Greek finance minister to meet IIF head (AP)

ATHENS, Greece ? Greece's finance minister was to hold crucial talks in Athens on Thursday with the head of a global banking association representing private bond holders in negotiations over a debt reduction deal that is part of the country's second international bailout.

Evangelos Venizelos was to meet with Charles Dallara, head of the Institute of International Finance, most likely in the morning. Dallara was also to meet with Prime Minister Lucas Papademos, as pressure mounts for a conclusion to the negotiations on the bond swap.

Greece hopes to finalize the deal soon with private investors for a voluntary 50 percent reduction in the value of their Greek bond holdings ? before a looming March deadline to repay euro14.5 billion in bonds that will come due. The bond swap, known as the Private Sector Involvement, or PSI, is a critical part of Greece's euro130 billion ($165 billion) international rescue which was agreed on in October but whose details remain to be worked out. The deal is essential to containing the country's massive national debt, with the aim of reducing it to 120 percent of gross domestic product by 2020, from more than 160 percent now.

On Wednesday, Venizelos said the negotiations "have advanced and are now at a very good point." Athens has been pushing to finalize the deal ahead of the arrival in Athens of a team of debt inspectors from the International Monetary Fund, European Central Bank and European Commission, expected early next week.

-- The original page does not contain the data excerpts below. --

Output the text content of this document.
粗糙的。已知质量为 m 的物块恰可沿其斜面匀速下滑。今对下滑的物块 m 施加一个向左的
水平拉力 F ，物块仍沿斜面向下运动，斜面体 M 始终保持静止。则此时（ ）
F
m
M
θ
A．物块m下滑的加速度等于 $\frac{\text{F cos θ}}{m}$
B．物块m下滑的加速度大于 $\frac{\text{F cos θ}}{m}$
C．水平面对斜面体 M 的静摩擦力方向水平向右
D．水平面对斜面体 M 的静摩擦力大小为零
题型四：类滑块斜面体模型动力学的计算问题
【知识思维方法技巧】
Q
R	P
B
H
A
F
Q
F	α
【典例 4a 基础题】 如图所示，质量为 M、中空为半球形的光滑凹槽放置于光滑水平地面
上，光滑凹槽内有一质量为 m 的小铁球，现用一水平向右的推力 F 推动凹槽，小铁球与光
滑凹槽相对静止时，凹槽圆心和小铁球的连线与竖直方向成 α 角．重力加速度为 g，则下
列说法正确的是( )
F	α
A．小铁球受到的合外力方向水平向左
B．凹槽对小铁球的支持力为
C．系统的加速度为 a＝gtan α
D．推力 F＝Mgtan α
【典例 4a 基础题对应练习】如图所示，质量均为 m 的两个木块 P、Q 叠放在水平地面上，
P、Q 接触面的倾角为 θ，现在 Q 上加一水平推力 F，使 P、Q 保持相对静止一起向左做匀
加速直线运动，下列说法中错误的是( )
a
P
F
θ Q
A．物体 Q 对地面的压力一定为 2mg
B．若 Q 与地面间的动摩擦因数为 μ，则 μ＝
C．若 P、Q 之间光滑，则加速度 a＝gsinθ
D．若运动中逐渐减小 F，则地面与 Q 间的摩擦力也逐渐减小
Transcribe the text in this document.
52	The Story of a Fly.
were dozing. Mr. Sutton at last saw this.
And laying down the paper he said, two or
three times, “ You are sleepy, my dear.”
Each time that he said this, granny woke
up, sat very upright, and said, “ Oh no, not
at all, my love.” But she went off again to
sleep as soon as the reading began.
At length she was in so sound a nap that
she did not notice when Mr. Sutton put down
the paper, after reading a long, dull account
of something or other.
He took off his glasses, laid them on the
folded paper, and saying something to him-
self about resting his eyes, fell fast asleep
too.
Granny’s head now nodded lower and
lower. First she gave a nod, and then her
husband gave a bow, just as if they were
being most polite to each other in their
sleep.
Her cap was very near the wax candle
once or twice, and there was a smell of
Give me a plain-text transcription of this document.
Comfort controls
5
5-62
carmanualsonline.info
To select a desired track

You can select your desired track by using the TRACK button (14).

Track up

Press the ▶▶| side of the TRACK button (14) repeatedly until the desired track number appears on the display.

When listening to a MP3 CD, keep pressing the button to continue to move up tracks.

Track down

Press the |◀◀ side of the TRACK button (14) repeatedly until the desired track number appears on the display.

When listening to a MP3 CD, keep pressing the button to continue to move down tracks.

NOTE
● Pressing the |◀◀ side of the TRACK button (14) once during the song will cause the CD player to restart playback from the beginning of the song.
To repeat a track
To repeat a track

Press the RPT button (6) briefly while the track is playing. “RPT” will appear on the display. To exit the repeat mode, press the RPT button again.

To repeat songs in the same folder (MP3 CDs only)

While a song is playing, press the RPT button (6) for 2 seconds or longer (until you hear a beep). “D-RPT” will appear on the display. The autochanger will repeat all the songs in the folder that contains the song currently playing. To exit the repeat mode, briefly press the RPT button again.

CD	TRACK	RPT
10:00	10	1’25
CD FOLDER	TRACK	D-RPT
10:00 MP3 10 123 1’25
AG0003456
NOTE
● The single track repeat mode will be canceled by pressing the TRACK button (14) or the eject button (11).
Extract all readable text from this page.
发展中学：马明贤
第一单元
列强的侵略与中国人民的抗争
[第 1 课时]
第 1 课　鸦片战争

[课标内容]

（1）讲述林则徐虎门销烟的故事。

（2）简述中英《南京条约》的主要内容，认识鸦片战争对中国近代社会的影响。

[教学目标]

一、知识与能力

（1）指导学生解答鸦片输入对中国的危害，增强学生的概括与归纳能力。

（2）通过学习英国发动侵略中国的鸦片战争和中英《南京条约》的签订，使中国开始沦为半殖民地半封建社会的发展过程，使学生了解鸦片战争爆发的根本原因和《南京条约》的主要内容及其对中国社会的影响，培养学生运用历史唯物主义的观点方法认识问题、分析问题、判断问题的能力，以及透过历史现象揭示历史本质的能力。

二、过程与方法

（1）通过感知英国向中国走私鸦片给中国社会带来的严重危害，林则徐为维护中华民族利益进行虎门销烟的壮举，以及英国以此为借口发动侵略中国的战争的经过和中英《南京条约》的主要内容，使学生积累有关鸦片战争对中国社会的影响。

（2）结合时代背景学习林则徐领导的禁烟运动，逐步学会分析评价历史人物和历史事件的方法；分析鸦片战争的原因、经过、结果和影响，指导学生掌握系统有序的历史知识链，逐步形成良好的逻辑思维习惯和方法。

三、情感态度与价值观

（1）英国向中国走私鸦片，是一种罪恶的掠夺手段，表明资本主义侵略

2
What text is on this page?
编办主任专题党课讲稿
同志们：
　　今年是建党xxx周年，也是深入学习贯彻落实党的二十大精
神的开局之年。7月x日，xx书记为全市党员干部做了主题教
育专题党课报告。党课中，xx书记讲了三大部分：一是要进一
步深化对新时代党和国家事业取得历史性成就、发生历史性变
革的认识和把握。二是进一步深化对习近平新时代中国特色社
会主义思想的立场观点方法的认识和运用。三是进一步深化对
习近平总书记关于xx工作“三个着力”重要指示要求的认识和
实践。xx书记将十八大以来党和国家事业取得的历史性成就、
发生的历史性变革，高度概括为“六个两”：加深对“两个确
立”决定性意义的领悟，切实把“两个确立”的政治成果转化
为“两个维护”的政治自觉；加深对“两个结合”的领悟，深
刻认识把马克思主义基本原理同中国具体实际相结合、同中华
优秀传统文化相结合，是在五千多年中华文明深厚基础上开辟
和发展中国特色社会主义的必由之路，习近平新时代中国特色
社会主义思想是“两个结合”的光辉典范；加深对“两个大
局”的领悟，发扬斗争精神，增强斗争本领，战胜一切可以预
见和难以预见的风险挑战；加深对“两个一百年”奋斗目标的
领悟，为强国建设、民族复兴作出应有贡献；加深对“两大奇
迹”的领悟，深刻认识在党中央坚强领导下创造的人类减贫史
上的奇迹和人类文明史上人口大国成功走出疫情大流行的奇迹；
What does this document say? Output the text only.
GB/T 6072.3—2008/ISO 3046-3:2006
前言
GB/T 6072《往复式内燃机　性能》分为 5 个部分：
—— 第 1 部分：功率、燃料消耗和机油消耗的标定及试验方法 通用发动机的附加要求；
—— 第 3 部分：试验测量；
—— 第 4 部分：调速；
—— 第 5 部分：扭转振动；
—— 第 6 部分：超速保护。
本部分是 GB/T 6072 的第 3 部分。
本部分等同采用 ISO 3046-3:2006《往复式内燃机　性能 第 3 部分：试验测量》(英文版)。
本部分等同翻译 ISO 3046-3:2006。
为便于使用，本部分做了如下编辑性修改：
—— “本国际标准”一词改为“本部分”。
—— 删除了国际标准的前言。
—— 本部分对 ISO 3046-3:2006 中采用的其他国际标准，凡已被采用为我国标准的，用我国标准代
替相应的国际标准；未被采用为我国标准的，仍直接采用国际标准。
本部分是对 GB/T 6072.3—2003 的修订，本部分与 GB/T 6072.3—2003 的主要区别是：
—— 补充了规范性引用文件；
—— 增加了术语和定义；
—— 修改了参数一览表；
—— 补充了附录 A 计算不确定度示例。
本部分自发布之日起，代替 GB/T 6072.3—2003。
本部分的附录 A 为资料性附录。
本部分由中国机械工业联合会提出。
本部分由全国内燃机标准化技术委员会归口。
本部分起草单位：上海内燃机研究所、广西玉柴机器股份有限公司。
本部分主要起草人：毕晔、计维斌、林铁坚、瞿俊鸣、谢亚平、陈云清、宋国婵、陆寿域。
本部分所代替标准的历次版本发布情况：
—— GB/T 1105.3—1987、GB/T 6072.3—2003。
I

People close to the talks said Thursday's meeting with Dallara could be decisive. They spoke on condition their name not be used due to the sensitivity of the negotiations.

Near-bankrupt Greece has been surviving since May 2010 on rescue loans from other eurozone countries and the IMF. In return for the initial euro110 billion bailout, the Socialist government at the time imposed a series of deep austerity measures, including salary and pension cuts and repeated rounds of tax hikes.

But Athens found itself consistently slipping on several of the reform targets laid out in the bailout agreement, and it became clear last year that a second rescue was needed to prevent the country from a messy default that could drag down other European countries that use the euro, and threaten the single currency itself.

The country's interim coalition government, appointed in November to handle the new bailout negotiations following a political crisis, is now rushing to pass a new batch of reforms and cutbacks to secure the second rescue package.

With recession in its fourth year, Greece is struggling to meet deficit-reduction targets and is calling on unions and employers to hammer out a voluntary wage-reduction deal for the private sector to try and make its battered economy more competitive.

Greece's budget deficit is expected to hit 9.6 percent of economic output in 2011, about half a percentage point above target, the country's development minister acknowledged Wednesday.